А  Б  В  Г  Д  Е  Ж  З  И  Й  К  Л  М  Н  О  П  Р  С  Т  У  Ф  Х  Ц  Ч  Ш  Щ  Э  Ю  Я  

 

— У меня вон тоже дед был… С ума сойдешь, пока слушаешь, что он городит. И все о прошлом, как было, как жили, что ели…
— Терпи! — с веселым облегчением посоветовала медсестричка. — Иди теперь к Парамонову. Он не такой трепливый, отдохнешь.
Квартирка Парамонова в отличие от тех, что видела прежде, отличалась аскетизмом. В ней стояла явно казенная деревянная кровать, двухтумбовый стол с задвинутым под него стулом. За стеклом книжного шкафа поблескивали корешки солидных томов энциклопедий сочинений Маркса-Энгельса, Ленина и Сталина. На стене распахнули крылья почетные грамоты за трудовые достижения и общественную деятельность, датированные пятидесятыми-шестидесятыми годами. На столе, вставленный в горлышко флакона из-под какого-то лекарства, торчал красный флажок.

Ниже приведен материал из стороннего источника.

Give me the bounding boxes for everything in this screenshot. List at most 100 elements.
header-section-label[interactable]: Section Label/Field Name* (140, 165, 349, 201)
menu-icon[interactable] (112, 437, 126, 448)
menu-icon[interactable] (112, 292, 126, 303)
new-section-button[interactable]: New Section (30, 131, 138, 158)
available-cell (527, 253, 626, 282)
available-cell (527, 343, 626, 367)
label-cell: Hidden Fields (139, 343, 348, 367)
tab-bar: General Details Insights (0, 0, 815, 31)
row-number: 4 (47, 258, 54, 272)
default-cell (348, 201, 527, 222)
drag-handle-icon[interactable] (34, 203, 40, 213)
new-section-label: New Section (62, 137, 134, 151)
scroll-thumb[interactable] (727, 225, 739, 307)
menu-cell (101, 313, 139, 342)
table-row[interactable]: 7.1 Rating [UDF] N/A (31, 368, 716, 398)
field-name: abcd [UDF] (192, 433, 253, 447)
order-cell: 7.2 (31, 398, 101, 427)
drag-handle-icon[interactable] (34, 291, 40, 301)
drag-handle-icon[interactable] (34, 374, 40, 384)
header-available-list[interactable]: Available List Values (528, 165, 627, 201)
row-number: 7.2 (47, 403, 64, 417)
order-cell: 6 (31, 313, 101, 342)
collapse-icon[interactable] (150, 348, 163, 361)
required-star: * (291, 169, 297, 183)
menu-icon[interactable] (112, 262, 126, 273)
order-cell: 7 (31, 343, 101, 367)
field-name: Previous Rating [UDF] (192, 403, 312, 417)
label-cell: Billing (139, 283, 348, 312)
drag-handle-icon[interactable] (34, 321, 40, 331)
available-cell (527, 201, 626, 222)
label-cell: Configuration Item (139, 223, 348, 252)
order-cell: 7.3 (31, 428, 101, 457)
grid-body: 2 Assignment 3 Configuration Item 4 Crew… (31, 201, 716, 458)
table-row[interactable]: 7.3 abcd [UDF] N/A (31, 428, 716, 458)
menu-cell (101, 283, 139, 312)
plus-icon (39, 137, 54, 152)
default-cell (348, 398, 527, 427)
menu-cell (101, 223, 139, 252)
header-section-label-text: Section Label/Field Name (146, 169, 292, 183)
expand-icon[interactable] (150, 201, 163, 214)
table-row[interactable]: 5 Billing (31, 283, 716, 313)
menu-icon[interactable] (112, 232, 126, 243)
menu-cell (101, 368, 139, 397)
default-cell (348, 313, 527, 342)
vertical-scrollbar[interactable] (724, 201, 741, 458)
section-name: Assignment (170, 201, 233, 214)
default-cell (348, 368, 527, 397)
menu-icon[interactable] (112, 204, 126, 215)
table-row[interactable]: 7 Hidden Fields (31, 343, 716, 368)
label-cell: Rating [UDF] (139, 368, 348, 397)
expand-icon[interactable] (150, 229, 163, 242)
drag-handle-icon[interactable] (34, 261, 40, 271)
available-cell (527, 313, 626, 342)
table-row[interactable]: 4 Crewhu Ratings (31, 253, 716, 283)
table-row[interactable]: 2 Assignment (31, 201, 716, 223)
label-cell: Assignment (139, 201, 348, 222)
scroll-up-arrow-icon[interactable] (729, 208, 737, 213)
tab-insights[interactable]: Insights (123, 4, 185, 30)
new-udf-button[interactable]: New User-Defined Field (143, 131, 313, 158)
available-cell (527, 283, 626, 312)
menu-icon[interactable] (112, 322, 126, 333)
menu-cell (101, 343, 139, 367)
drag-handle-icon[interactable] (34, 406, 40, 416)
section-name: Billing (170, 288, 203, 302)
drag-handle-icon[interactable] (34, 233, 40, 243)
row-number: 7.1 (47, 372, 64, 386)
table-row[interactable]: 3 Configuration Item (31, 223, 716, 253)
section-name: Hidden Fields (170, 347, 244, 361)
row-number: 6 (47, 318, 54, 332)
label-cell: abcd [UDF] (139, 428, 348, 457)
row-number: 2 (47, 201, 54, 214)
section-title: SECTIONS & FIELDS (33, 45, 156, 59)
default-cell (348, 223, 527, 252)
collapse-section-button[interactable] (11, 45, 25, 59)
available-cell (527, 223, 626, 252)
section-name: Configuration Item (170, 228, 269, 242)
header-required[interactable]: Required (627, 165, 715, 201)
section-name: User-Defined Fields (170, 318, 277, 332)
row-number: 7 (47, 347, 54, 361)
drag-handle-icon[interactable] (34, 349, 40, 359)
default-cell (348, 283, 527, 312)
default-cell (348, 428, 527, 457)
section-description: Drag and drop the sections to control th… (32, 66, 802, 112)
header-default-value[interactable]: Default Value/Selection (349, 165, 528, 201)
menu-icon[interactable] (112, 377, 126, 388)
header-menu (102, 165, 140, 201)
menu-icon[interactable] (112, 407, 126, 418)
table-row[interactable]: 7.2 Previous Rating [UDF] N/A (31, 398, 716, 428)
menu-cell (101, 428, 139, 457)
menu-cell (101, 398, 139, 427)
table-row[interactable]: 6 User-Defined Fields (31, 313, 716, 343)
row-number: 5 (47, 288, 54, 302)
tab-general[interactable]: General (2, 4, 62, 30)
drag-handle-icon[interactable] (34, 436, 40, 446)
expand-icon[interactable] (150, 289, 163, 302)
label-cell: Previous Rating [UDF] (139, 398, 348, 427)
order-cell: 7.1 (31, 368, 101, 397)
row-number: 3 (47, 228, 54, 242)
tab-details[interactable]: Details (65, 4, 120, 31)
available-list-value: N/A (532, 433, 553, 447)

Еще я успела заметить в прихожей справа, за полуотодвинутой «ходячей» дверцей шкафа — аккуратно распяленный на плечиках темный пиджак в блеске орденов, медалей и значков, свидетельствующих о том, что хозяин — заслуженный человек, ветеран Великой Отечественной войны.
Убрать такую полупустую комнату с дешевеньким будильником на тумбочке не составляло труда. Изредка я ловила краем глаза, как мерно прохаживающийся по лоджии лысый округлый старик приостанавливался у открытой двери и смотрел на мою суету. И только тогда, когда я, захватив все свои причиндалы, собралась уходить — он появился вдруг, словно выкатился, до того внушителен был его живот, и ноги под ним скорее угадывались, чем виделись.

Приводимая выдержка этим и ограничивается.